The first series of measurements of this mantis’ predatory strike, from childhood to adulthood, clarifies when its power and force diverge, a team from the University of Kiel in Germany reports in the March issue of Physiological Entomology. Researchers now have a new unanswered question. Mantises, especially adult females, hit the testing device harder than expected based on the size of a key muscle, says Thies Büscher, an entomologist in Kiel. So where does this extra power come from?
These Hierodula majuscula mantises, native to Australia, use this strength in ambush hunting. Instead of searching for prey, insects freeze in statue-like immobility. When an inattentive, edible object moves away, the mantids suddenly reanimate, snapping off specialized raptor legs in a lightning-fast attack.
This attack is not so much a killing punch as a body snatching, says Büscher. Mantises have no venom, but their mouthparts are sharp. (Yes, he was bitten. It’s no fun, but rodent bites hurt more.) What usually kills the captured prey, he says, is the loss of fluid when the mantis bites its still-living meal.

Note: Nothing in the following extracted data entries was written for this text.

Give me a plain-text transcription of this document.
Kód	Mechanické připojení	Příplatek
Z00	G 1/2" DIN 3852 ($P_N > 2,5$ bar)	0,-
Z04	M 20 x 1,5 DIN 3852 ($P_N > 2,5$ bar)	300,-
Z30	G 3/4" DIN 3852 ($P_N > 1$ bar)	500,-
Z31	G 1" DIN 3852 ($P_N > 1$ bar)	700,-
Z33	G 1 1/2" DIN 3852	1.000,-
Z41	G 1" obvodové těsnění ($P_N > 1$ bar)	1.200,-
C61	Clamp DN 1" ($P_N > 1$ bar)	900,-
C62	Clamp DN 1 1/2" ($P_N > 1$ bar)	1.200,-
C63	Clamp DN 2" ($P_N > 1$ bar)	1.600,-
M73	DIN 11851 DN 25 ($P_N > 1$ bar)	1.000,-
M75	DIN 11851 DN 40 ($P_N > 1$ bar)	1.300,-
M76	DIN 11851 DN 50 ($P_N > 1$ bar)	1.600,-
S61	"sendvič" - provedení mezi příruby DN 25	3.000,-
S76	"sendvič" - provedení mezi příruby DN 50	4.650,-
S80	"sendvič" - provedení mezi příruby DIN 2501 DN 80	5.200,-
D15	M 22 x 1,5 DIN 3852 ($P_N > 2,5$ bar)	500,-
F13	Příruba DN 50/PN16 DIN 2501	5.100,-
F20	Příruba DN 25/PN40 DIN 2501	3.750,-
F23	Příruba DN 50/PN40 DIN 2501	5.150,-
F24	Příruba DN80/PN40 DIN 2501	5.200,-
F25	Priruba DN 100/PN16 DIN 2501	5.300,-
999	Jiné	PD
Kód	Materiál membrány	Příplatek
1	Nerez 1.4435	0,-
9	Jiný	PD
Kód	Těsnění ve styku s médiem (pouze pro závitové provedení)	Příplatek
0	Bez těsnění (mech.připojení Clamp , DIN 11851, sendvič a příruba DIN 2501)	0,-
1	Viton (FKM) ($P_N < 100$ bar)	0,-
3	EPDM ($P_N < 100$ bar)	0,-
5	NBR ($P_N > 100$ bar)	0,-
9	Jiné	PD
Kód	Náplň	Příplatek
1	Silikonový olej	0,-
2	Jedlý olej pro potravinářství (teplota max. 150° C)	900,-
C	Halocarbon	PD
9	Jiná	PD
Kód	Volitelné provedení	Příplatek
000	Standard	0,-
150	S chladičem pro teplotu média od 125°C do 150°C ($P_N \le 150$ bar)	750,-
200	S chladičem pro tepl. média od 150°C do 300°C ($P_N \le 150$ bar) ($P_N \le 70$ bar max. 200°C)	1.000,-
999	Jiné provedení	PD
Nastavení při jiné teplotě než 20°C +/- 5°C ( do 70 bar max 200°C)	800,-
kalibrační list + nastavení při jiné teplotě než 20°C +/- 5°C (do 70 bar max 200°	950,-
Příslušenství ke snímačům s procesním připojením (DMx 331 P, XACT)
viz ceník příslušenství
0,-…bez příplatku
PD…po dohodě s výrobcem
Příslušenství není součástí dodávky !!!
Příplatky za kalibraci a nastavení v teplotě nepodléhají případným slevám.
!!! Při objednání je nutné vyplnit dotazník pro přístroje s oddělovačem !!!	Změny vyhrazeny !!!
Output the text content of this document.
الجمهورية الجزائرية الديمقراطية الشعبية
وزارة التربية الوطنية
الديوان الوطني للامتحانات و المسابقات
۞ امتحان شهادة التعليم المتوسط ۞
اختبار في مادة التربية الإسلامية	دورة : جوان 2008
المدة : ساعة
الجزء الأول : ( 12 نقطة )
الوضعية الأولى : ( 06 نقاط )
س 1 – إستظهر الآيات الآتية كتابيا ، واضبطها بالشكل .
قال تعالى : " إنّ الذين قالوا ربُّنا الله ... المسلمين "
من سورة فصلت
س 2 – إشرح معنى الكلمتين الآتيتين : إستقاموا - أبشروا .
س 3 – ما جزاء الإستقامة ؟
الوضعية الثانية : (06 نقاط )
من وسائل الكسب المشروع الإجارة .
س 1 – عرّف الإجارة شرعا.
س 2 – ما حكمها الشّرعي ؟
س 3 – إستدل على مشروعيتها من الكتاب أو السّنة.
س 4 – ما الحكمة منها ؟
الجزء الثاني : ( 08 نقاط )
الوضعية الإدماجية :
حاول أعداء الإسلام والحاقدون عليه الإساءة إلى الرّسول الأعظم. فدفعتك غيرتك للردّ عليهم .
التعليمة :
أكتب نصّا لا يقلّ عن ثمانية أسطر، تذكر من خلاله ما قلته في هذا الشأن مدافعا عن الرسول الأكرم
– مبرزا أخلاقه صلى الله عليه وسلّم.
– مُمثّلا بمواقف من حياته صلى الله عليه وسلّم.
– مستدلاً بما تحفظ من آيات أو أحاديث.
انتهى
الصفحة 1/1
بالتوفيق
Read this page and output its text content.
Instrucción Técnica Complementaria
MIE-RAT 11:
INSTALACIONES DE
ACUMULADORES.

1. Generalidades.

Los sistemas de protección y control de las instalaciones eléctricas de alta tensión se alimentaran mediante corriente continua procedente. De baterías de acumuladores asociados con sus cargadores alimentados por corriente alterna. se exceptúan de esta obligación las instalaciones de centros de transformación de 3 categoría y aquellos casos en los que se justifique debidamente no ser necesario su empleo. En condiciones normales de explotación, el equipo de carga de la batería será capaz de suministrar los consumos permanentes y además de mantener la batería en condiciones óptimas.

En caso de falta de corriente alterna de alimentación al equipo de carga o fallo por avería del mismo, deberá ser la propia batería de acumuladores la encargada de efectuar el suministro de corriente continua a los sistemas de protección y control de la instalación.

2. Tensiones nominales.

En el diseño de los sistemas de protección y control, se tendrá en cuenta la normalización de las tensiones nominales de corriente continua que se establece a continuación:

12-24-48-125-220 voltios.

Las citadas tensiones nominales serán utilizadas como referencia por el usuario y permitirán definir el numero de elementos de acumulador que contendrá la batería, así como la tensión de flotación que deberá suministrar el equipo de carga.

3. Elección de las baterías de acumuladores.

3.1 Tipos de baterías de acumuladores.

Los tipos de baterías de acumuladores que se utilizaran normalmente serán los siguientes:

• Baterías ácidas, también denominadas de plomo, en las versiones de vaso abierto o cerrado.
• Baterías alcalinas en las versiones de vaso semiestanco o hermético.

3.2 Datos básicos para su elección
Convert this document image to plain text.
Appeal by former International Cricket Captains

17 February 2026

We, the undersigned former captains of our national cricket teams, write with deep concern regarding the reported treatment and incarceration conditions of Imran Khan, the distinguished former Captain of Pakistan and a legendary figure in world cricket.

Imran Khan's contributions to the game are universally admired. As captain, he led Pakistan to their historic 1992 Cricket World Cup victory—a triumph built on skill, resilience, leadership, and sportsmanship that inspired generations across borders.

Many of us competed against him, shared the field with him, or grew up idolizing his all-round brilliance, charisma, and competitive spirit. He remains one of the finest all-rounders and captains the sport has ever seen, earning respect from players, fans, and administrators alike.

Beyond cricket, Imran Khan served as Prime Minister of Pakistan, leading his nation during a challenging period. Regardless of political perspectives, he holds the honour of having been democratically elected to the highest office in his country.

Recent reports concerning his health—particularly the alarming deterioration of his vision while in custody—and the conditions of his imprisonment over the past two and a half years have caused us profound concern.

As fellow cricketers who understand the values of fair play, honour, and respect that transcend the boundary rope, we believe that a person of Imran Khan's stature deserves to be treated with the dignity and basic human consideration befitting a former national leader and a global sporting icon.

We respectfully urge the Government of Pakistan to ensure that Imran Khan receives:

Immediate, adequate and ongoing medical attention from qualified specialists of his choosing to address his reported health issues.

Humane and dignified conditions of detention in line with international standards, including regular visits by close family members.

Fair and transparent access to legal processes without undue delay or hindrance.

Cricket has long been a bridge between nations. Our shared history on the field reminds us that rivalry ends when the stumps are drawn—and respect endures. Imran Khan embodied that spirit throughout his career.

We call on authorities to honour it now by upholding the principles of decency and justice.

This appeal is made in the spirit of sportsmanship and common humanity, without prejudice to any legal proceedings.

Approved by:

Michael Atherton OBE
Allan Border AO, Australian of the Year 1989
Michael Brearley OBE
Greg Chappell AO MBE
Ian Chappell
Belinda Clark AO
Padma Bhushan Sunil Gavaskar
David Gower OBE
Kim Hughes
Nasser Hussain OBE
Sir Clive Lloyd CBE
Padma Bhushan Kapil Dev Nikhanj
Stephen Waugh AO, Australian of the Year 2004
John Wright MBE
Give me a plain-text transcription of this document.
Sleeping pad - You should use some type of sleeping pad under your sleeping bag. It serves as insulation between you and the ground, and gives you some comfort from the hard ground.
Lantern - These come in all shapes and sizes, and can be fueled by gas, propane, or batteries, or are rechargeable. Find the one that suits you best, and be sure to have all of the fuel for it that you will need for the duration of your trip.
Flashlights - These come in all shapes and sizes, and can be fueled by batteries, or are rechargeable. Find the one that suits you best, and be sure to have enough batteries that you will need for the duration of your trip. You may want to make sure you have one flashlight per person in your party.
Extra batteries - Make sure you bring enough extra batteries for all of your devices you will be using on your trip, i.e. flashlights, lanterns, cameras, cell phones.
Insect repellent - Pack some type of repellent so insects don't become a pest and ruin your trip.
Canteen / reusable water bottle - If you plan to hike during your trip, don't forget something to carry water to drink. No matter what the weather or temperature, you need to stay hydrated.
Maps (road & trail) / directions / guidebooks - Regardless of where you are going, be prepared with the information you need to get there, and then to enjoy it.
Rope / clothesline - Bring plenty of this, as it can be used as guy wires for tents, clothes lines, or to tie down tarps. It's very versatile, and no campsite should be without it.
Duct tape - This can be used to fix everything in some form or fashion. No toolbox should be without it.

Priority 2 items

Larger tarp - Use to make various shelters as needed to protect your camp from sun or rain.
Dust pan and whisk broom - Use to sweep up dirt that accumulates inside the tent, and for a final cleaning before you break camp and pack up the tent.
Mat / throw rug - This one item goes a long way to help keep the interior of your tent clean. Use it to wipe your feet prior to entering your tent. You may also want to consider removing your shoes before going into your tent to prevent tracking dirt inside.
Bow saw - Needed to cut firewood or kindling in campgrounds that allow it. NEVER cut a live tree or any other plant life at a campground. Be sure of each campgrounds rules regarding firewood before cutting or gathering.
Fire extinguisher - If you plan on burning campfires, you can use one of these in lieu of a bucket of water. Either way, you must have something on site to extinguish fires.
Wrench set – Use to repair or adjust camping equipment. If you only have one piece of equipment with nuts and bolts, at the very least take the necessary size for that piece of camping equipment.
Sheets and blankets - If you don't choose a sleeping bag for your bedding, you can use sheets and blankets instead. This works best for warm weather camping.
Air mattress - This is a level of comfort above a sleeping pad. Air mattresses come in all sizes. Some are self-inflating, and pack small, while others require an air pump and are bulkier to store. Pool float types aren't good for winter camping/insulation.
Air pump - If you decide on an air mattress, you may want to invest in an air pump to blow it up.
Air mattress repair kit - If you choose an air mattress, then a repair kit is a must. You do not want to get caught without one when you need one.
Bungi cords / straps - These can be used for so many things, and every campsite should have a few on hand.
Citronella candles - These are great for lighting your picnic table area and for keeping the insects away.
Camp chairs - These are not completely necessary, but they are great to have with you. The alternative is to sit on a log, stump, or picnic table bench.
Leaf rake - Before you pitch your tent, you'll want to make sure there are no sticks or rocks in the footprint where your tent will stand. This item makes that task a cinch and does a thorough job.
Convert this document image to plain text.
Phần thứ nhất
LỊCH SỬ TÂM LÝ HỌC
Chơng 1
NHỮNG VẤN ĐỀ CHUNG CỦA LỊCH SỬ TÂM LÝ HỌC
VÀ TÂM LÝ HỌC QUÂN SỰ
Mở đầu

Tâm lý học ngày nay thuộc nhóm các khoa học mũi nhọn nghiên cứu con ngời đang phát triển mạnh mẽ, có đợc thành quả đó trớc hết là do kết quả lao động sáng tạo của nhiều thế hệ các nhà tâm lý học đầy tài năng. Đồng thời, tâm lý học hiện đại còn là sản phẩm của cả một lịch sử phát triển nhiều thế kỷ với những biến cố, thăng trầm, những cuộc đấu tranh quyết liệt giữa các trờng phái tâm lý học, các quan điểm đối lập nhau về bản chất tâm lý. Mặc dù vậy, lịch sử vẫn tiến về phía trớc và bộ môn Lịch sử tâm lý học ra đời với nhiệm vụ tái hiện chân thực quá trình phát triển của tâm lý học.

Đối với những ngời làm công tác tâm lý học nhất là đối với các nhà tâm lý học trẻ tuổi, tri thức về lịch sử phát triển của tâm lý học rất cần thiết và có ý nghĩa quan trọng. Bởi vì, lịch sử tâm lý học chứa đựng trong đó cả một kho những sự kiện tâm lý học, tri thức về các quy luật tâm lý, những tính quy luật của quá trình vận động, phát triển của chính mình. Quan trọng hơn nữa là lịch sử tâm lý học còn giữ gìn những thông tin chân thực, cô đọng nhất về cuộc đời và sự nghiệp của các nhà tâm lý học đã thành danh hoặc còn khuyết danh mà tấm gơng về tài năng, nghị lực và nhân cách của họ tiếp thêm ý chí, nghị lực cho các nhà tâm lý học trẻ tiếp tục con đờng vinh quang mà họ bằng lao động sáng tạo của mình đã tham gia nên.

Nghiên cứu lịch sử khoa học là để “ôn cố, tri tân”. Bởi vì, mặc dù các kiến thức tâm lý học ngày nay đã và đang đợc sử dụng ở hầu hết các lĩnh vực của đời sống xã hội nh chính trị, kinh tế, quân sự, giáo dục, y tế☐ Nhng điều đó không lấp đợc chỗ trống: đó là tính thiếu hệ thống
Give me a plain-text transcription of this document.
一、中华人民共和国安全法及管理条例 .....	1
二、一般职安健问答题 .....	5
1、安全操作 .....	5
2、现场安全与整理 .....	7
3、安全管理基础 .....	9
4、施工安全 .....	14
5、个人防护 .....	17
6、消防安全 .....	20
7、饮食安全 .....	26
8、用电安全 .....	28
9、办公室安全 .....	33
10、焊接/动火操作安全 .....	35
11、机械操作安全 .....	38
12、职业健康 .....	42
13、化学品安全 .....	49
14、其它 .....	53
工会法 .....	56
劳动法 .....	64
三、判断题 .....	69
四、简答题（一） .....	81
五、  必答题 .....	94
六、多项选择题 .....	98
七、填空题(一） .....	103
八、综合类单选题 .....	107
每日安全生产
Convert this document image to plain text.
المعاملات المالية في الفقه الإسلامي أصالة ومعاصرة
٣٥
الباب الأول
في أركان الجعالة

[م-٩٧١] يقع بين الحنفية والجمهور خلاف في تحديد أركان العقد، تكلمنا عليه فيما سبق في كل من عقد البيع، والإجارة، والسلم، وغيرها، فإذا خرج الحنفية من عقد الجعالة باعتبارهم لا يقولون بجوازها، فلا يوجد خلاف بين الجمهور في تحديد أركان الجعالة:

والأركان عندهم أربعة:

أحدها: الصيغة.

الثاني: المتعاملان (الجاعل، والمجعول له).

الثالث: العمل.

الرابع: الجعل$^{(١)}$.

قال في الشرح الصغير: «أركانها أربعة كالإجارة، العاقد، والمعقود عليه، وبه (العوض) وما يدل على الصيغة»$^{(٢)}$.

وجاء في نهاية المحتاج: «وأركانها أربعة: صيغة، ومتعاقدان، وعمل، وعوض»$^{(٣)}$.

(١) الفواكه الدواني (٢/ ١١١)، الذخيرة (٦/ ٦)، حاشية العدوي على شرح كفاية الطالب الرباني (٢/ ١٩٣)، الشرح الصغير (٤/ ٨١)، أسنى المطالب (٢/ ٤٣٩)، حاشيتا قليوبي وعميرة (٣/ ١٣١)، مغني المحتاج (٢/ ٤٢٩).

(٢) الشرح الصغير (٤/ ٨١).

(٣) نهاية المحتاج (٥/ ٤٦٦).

To measure the power of such strikes, the researchers placed a delicious fly larva in a small transparent box attached to an instrument measuring the force of the mantis attacks. “They are always hungry,” he said.
Hungry little mantises grow in stages. When their hardened outer covering becomes too tight, they increase in size. They typically require six molts for males and seven for females to reach their maximum size, spanning the length of an adult human hand. Even at this size, they rarely weigh more than 3.5 grams, or a little more than a US penny.
The youngest tested, which had molted only twice during their series of small growth spurts, hit the fly box with only about 2.5 millinewtons. However, adult males hit the target with around 70 millinewtons and adult females with around 196 millinewtons.
Although the punch strength of mantises can increase significantly from childhood to adulthood, other body characteristics, such as weight, change at different scales, leading to strange effects. “I’m interested in scaling,” says Büscher.
For example, striking force generally increases in proportion to the cross-sectional area of a muscle. This is simply a two-dimensional measurement, but insect bodies develop in three dimensions. Yet whole body weight in 3D increases faster than muscle area in 2D. So, for their size, some small wispy youngsters pack a (proportionately) bigger punch than larger hunters.
However, simply measuring the cross-sectional area of a particular muscle predicts that giant rainforest mantises should not be able to punch as hard as they do, says Büscher. Some other animals have evolved ways to store energy, such as increasing pressure on a latch and spring mechanism until it finally opens, releasing the stored energy. This workaround allows for athletic feats such as extreme speed during a mantis shrimp attack or the sudden somersault of a midge larva. Yet Büscher found no evidence of such a phenomenon in mantises and now suspects that there may be another muscle or overlooked anatomical part involved in some way. The hunt continues.
We know that what gets caught gets eaten, says evolutionary physiologist Christopher Oufiero of Towson University in Maryland. He didn’t measure the force of the strikes, but his lab calculated the speed at which 14 species of mantises feed, observing the insects catch more than 300 flies in their mouths.
The adult female mantises in his tests, all specialized in some form of camouflage, were found to be fast eaters not limited by their mouthparts, he and his colleagues reported in Ecology and Evolution in February 2026. Overall, the team concluded that the mantises can easily eat more than they need to survive. They feeds less like other insects and more like spiders.